Some weeks go better than others in our house. And there are times when you just wish life would stop so you could catch your breath but it doesn't. Life always seems to keep going. There is never enough time in the day to get all the things done you need to, there is never enough money in the account to pay all those bills that are hanging over your head. But the last couple of weeks have been tough than others.
I still get caught up in the what ifs, and what could of beens. I still get jealous when I see someone has had a baby boy. I just want my baby boy. I really want to have another baby to try for that boy. I know right now is not that right time with Saige being so little still and financially we can't handle another one. But I do hope in a couple of years I will find a good paying job that maybe we can try for another one.
I just miss Asher so much and I know that will never go away but it is just harder this week. I think it comes with the changing season. It always seems to get to me. Olivia hasn't helped either. It seems like she has been acting up again. She has had to put her head down twice at school this week. I wish I knew what was going on with her. We will find out at parent/teacher conferences on Tuesday. I know she is a good girl I just want her to be respectful and listen to her teacher. She has trouble listening to me most days. We have started giving her consequences for her actions and she will lose things that she likes to do. So far it is going ok. Olivia has also been talking about Asher a lot this past week. We talk about him sometimes, but this is all on her own bringing him up. She came to me this week with tears in her eyes after a bad day at school where she had to put her head down. I thought she was upset about that. But she told me she missed Asher. I told her I missed Asher too. She then told me she wanted to go see him. I told her we could go to the cemetery and see him this weekend. Olivia told me she didn't want to go see his stone she wanted to go see him for real. I then had to go into the whole thing about how Asher was in heaven and that we couldn't go see him but that Asher was always in our hearts and that we could look at the picture of him. But that wasn't good enough she wanted to go to Heaven to see him. I told her it would be awhile before we could go to Heaven to see Asher. Olivia then looked at me with those tear filled eyes and told me that it was just taking to long to get to Heaven. Yes Olivia it is. But we just have to wait even thought waiting is oh so hard to do. But the day when we finally get to go to Heaven will be wonderful when I can hold Asher in my arms again.
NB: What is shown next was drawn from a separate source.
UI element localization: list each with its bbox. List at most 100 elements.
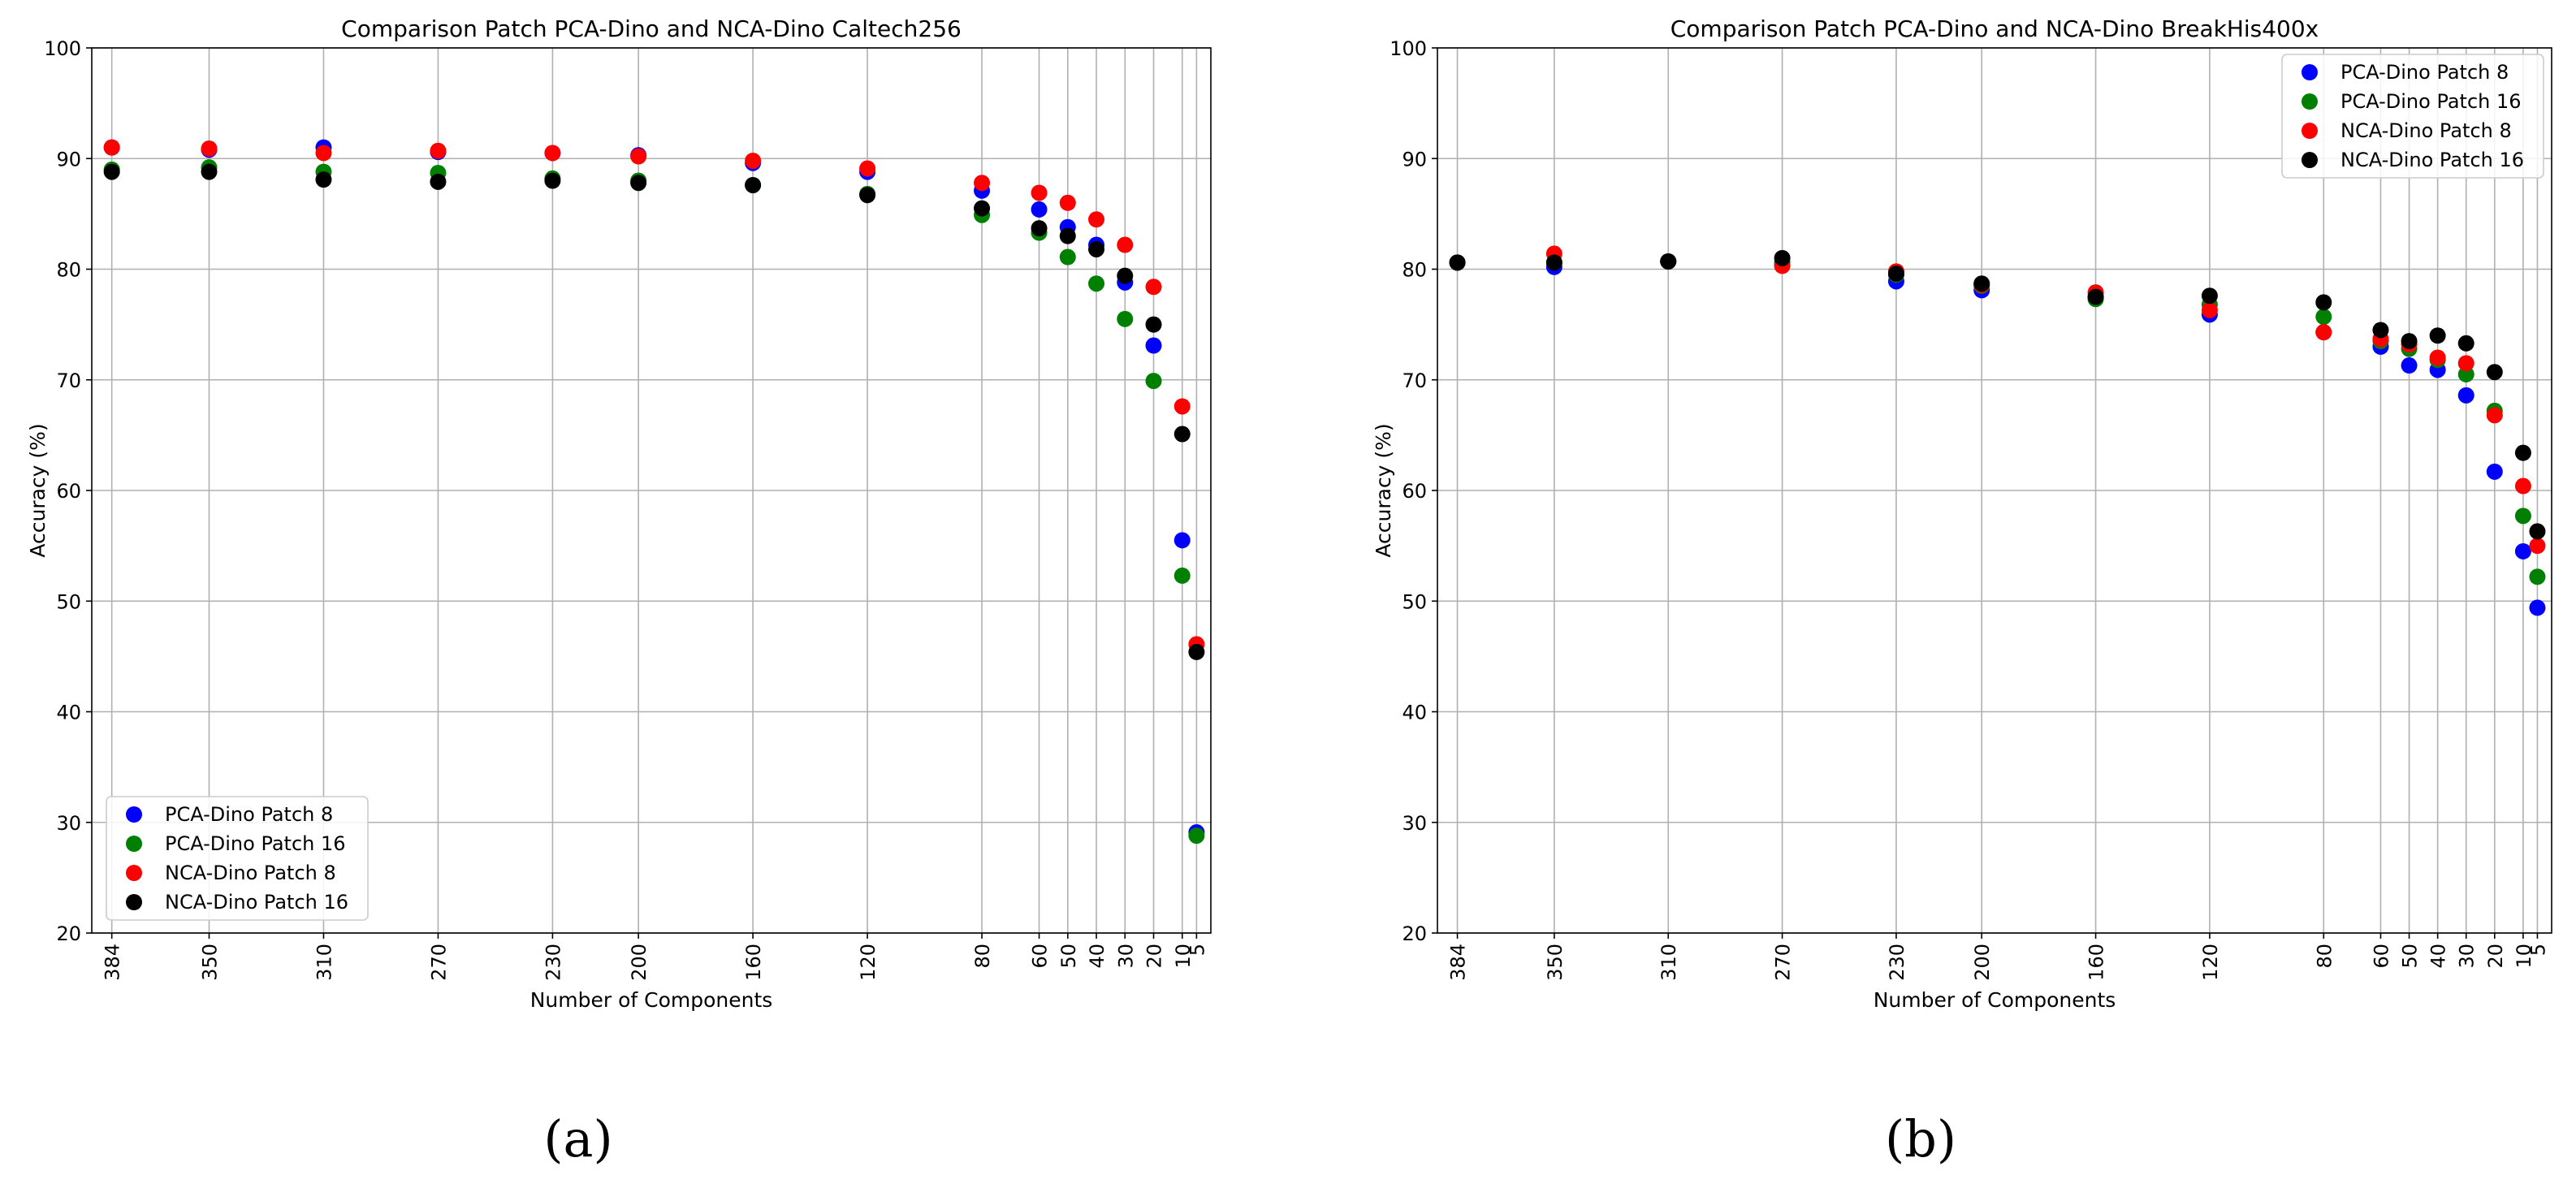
point <box>1031 201 1048 218</box>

Saige has been doing good. She is growing so fast. She loves her baby food and eats so much. She has also been challenging with her teeth coming in and her not feeling well. She cries a lot more lately than she used to. But one night when she was asleep in my arms it was like holding Asher all over again. It has happened to me a few times with her when I could have sworn I was holding Asher instead of Saige. She looks so much like him. I so wish Asher was running around our house with Olivia and Saige. Saige just learned how to clap her hands and it is super cute. I keep trying to get it on video but she always stops when I try to do it. Oh well I guess I will keep trying.
Olivia is learning so much in pre-kindergarten. She made me so proud when the other day she recited the pledge of allegence. I didn't even know if they still said that in school but I am so glad they do.
So as life keeps going on I will hang on for the ride and know that life will always have it's ups and downs for my family. Olivia will always know too much about life and death and that part of her innocence left when Asher died. But she keeps me going just like Saige keeps me going. I know things will get better financially at least I hope so. I am tired of worrying about money and bills. I wish they could magically go away. I just continue to pray that things will work out.